Search code examples
bashdirectoryzipsubdirectorydirectory-structure

GNU/Linux - proper use of the 'zip' command to flatten the subdirectories?


I'm looking for some help in properly using the zip command in GNU/Linux systems. Let's say I have this directory structure (the actual use case is more complex, but this is a simplified example):

Documents
└── foo1
    └── foo2
        ├── foo3a 
        │   └──foo4
        │      ├──file1.txt
        │      └──file2.py
        └── foo3b
            └──foo4
               ├──file3.txt
               └──file4.py

I want to make a zip file that only includes the txt files.
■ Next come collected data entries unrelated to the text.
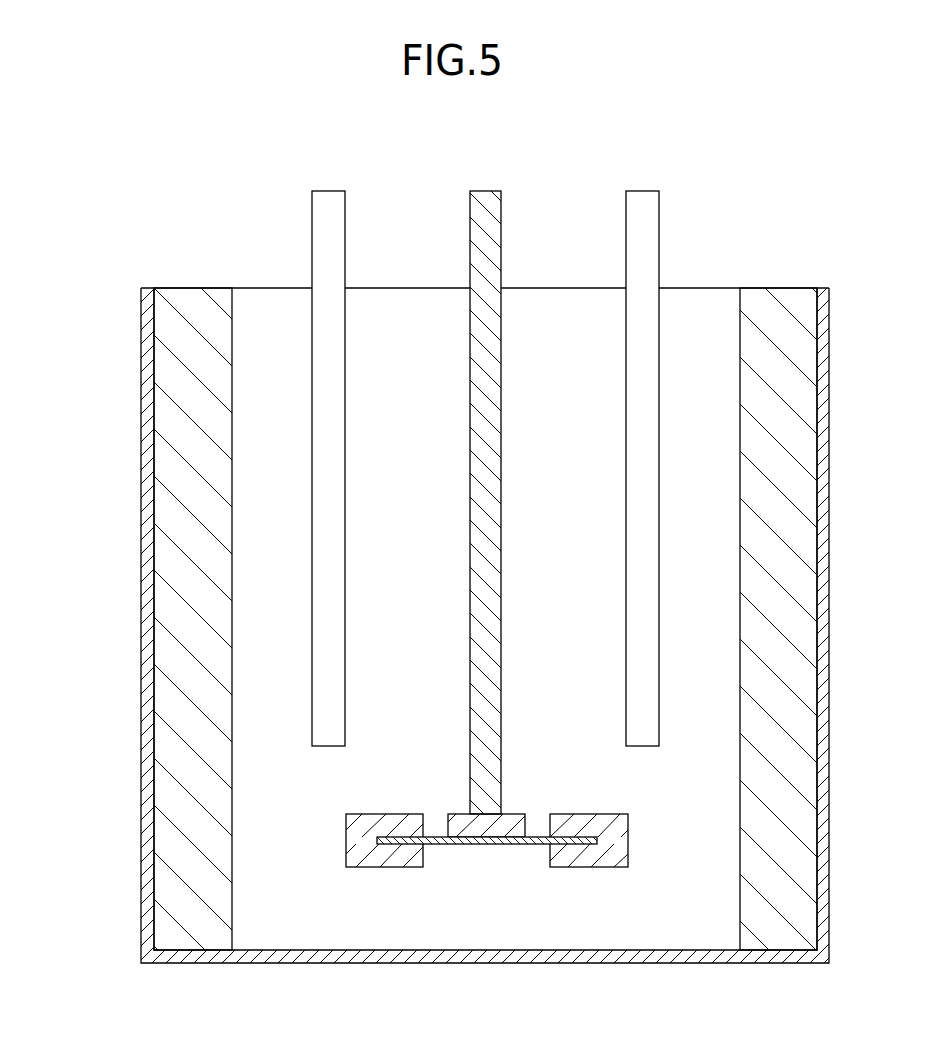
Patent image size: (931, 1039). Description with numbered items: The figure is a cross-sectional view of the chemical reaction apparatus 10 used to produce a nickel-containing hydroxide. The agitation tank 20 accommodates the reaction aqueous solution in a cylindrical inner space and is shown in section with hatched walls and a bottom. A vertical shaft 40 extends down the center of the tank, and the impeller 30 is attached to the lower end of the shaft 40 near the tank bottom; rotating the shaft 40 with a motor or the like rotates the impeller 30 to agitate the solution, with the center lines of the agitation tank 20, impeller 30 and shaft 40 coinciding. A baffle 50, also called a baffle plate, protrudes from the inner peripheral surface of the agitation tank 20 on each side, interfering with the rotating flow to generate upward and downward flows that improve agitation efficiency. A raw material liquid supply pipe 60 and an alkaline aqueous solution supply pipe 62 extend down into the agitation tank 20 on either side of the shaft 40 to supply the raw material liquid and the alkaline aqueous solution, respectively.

The chemical reaction apparatus 10 is at (127, 471).
The agitation tank 20 is at (141, 557).
The impeller 30 is at (386, 857).
The shaft 40 is at (487, 200).
The baffle 50 is at (193, 300).
The raw material liquid supply pipe 60 is at (327, 200).
The alkaline aqueous solution supply pipe 62 is at (641, 200).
And ideally I want it to be part of a bash script running from the Documents location. So, referencing the documentation of the zip function I naively start with:

cd ~/Documents
zip -r foo . -i foo1/foo2/*/foo4/*.txt 

This does zip up all the txt files, but the resulting foo.zip file has the full directory structure (foo1 -> foo2 -> foo3a/foo3b, etc...).

zip folder structure

I'd like to "flatten" it so that the foo.zip structure starts at foo2, even though the command is being run in ~/Documents. The examples in the documentation all use the . as the inpath variable. So I try changing it to where I want foo.zip to start:

zip -r foo ./foo1/foo2 -i foo1/foo2/*/foo4/*.txt

But foo.zip still has the full directory path of foo1 -> foo2, etc... Even if I run

zip -r foo ./foo1/foo2/foo3a -i foo1/foo2/*/foo4/*.txt

It will only zip up file1.txt from foo3a, but the full directory structure remains. So the inpath variable only determines where the search for files starts from, not where the eventual zip directory starts from. I've tried other various versions of the zip command but I can't get the outcome I'm looking for. Is there any way of using the zip command to result in a foo.zip of:

foo.zip
├── foo3a 
│   └──foo4
│      ├──file1.txt
│      └──file2.py
└── foo3b
    └──foo4
       ├──file3.txt
       └──file4.py

Or even possibly flattening the downstream folders (since foo4 is common to both) to something like:

foo.zip
├── foo3a 
│   └──file1.txt
│   └──file2.py
└── foo3b
    └──file3.txt
    └──file4.py

How would one do this? I also tried using the -j option:

zip -rj foo . -i foo1/foo2/*/foo4/*.txt
>> zip warning: zip file empty

Solution

  • Does this do what you want?

    cd ~/Documents
    (cd foo1/foo2; zip -r - . -i '*.txt') >foo.zip
    
    • (...) creates a subshell where a cd won't affect the top-level shell.
    • Specifying an archive path of - causes the archive to be written to standard output.
    • The >foo.zip causes the archive date to be written to the file foo.zip in the current directory for the top-level shell (~/Documents).